I can give an elegant non brute force solution.

Lets say: $$\operatorname{area}(CBE)=0.5\times CB\times BE\times\sin \delta$$ and $$\operatorname{area}(ABE)=0.5\times AB\times BE\times \sin(2\delta).$$ Then the ratio of areas is $$\frac{CB}{2AB\cos(\delta)}=CE/AE=1/2.$$ Thus we conclude $\cos\delta=\frac{CB}{AB}$. We can then extend $BE$ past to a point $X$ so that $BX=AB$. In the isosceles triangle $ABX$ we let Y be the midpoint of $AX$. If $DF$ intersects $CB$ at $Q$ we need only to prove that $QBY$ is similar to $AFB$.

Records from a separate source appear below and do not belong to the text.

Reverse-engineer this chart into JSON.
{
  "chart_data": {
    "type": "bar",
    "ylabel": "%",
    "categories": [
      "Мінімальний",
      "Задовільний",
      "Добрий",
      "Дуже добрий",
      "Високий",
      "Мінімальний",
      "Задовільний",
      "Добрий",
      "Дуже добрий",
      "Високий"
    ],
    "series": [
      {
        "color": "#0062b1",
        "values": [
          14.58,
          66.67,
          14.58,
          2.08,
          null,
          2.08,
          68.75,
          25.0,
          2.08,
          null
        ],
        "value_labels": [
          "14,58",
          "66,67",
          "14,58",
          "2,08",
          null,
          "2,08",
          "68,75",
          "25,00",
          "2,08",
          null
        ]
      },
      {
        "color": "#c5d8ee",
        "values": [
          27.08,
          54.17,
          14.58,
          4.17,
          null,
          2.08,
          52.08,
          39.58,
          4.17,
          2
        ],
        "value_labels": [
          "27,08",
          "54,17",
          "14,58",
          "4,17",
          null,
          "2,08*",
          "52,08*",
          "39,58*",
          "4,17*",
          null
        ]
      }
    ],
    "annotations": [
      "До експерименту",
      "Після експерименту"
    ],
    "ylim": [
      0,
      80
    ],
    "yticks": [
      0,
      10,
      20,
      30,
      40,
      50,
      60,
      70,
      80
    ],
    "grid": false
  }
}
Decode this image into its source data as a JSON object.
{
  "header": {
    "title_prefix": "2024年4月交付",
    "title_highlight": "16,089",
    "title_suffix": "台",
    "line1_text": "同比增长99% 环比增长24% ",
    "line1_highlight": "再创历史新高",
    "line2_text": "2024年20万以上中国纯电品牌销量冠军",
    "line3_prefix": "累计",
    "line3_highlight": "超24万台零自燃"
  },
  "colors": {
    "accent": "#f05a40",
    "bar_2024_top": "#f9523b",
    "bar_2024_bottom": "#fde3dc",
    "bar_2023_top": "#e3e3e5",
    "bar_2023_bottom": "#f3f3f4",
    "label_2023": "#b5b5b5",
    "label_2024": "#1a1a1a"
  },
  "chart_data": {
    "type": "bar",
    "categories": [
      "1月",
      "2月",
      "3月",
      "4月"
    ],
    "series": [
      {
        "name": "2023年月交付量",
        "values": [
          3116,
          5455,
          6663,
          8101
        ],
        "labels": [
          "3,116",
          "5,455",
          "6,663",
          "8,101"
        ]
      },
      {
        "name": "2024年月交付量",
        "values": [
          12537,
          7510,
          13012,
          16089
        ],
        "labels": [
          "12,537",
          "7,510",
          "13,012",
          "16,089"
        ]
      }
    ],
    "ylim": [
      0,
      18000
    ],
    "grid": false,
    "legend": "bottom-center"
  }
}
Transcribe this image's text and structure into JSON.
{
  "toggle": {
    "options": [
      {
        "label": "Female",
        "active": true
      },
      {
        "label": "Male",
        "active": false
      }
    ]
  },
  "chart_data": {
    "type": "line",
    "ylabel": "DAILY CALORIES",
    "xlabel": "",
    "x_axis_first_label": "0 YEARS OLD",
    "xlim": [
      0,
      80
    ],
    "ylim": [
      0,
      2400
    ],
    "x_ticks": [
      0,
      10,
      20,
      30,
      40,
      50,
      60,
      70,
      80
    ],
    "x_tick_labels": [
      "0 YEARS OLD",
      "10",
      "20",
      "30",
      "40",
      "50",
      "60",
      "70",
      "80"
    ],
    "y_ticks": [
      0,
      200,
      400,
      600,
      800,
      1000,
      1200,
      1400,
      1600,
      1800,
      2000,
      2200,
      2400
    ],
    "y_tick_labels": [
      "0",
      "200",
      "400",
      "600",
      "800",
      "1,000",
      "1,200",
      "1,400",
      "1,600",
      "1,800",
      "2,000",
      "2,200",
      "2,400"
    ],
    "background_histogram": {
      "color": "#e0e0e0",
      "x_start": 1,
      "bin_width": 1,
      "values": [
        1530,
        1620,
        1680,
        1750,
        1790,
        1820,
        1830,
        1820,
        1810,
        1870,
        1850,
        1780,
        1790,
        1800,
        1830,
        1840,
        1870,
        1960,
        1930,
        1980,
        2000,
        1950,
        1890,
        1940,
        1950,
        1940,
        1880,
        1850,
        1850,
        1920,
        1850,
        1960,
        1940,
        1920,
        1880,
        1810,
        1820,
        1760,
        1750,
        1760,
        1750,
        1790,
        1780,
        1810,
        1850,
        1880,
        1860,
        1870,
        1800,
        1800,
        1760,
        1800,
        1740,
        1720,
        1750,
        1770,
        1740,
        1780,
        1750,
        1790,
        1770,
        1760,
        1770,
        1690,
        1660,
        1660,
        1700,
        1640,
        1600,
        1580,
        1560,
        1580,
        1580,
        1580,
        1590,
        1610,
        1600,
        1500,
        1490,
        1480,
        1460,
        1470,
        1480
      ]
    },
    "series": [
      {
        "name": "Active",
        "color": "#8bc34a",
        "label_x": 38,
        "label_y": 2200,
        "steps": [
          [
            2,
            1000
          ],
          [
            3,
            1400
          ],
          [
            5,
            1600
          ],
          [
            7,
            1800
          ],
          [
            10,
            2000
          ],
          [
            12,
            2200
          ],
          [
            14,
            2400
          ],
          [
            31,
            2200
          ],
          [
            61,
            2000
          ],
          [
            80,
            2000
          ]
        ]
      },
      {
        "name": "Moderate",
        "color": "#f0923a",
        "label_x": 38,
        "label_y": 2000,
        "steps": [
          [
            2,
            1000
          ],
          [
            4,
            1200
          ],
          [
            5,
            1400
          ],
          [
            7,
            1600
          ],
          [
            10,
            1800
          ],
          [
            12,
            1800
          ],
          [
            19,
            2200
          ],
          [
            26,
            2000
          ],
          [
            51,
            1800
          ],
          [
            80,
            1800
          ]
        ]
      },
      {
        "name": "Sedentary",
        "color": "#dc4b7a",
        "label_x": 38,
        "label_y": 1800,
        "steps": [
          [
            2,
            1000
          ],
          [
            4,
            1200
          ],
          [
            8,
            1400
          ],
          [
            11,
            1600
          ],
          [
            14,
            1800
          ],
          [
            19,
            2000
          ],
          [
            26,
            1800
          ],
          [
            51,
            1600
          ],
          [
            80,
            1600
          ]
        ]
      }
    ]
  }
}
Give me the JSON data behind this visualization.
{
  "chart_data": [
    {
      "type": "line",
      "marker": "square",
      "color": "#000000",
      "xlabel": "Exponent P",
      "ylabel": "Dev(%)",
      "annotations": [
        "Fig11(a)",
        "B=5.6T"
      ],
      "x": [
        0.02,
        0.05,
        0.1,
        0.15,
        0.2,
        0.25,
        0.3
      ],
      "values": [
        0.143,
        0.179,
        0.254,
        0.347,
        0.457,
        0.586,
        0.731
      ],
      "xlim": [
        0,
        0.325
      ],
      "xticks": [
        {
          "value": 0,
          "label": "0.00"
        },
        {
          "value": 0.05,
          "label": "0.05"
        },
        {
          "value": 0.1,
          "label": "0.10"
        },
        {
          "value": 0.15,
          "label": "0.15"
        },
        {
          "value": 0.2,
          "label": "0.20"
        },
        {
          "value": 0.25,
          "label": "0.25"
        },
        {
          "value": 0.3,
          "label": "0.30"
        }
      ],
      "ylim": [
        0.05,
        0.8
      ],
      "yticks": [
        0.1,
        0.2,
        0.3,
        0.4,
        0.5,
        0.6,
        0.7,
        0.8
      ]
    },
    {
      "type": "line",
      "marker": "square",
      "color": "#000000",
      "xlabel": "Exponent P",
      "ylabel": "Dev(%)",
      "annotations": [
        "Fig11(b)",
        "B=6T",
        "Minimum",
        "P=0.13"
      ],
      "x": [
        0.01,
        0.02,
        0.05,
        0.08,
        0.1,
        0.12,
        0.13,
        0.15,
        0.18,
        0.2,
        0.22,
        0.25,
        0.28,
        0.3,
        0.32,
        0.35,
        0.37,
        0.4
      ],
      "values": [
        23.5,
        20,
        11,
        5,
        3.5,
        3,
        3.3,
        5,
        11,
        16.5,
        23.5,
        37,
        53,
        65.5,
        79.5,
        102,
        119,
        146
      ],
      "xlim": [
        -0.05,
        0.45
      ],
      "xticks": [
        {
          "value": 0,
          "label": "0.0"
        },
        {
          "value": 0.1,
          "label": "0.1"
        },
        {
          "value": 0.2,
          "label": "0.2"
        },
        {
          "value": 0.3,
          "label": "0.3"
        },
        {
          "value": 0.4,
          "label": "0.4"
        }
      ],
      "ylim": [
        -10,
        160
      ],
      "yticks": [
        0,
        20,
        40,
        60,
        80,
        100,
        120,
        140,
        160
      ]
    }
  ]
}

This is easy to see (after 3 hours of work) because if $BY$ intersects $AF$ at $T$, then $ATB$ is similar to $YFB$ because they share $\delta$ as angle and $FB/BT=BY/AB=\cos\delta$.


A possible approach based on analytic geometry and some trigonometry. Let us set a Cartesian plane with the origin in $E$ and the $y$-axis aligned with the $BE$ segment. Let us call $(0,Y_B)$ the coordinates of point $B$. The equations of the lines $BC$ and $BA$ are then $$y=\tan(\pi/2-\beta)x+Y_B$$ $$y=\tan(2 \beta-\pi/2)x+Y_B$$ respectively. Now let us call $y=mx$ the equation of the line corresponding to the segment $CA$. Thus, the coordinates of $C$ are

$$\left(\frac{Y_B}{m-\tan{\beta}}, \frac{mY_B}{m-\tan{\beta}}\right)$$

and those of $A$ are

$$\left(\frac{Y_B}{m-\tan{-2 \beta}}, \frac{mY_B}{m-\tan{-2 \beta}}\right)$$

Now calculating the length of $CE$ and$ EA$ by the standard formulas, and substituting in $CE=1/2 \,EA \,\,$ we get

$$ \left[(\frac{Y_B}{m-\tan(\pi/2- \beta)})^2 + ( \frac{m Y_B}{m-\tan( \pi/2-\beta)})^2\right]= \frac{1}{4} \left[(\frac{Y_B}{m-\tan(2 \beta-\pi/2)})^2 + ( \frac{m Y_B}{m-\tan(2 \beta-\pi/2)})^2\right] $$

Expanding and developing the calculations, this equation is considerably simplified in

$$-[m - \cot(\beta)]= 2 [\cot(2 \beta) + m]$$

and then

$$m=\frac{\tan{\beta}}{3}$$

which is the slope of $CA$. Since now we know the equations of both $CA$ and $BA$, we can calculate the coordinates of their intersection $A$, which are found to be

$$\left(\frac{3 Y_B}{3 \cot(2 β) + \tan(\beta)} , \frac{\tan(\beta) \,Y_B}{3 \cot(2 β) + \tan(\beta)}\right) $$

Knowing this, it remains to be calculated the slope of $DF$. Because $ED= \frac{1}{4} EA \,\,$, the coordinates of the point $D$ are $1/4$ of those of the point $A$ shown above. On the other hand, the point $F$ is on the $y$-axis, and because $AF$ is perpendicular to $EF$, its $y$-coordinate is the same of point $A$. From this, we get that the slope of $DF$ is

$$-\frac{3/4 \,(\tan(\beta) Y_B)/(3 \cot(2 β) + \tan(\beta))}{ 1/4 \, (3 Y_B)/(3 \cot(2 β) + \tan(\beta)}$$ $$=-\tan{\beta}$$

This slope corresponds to a line that is perpendicular to the segment $BC$, since

$$\frac{1}{\tan(\beta)}=\tan(\pi/2-\beta)$$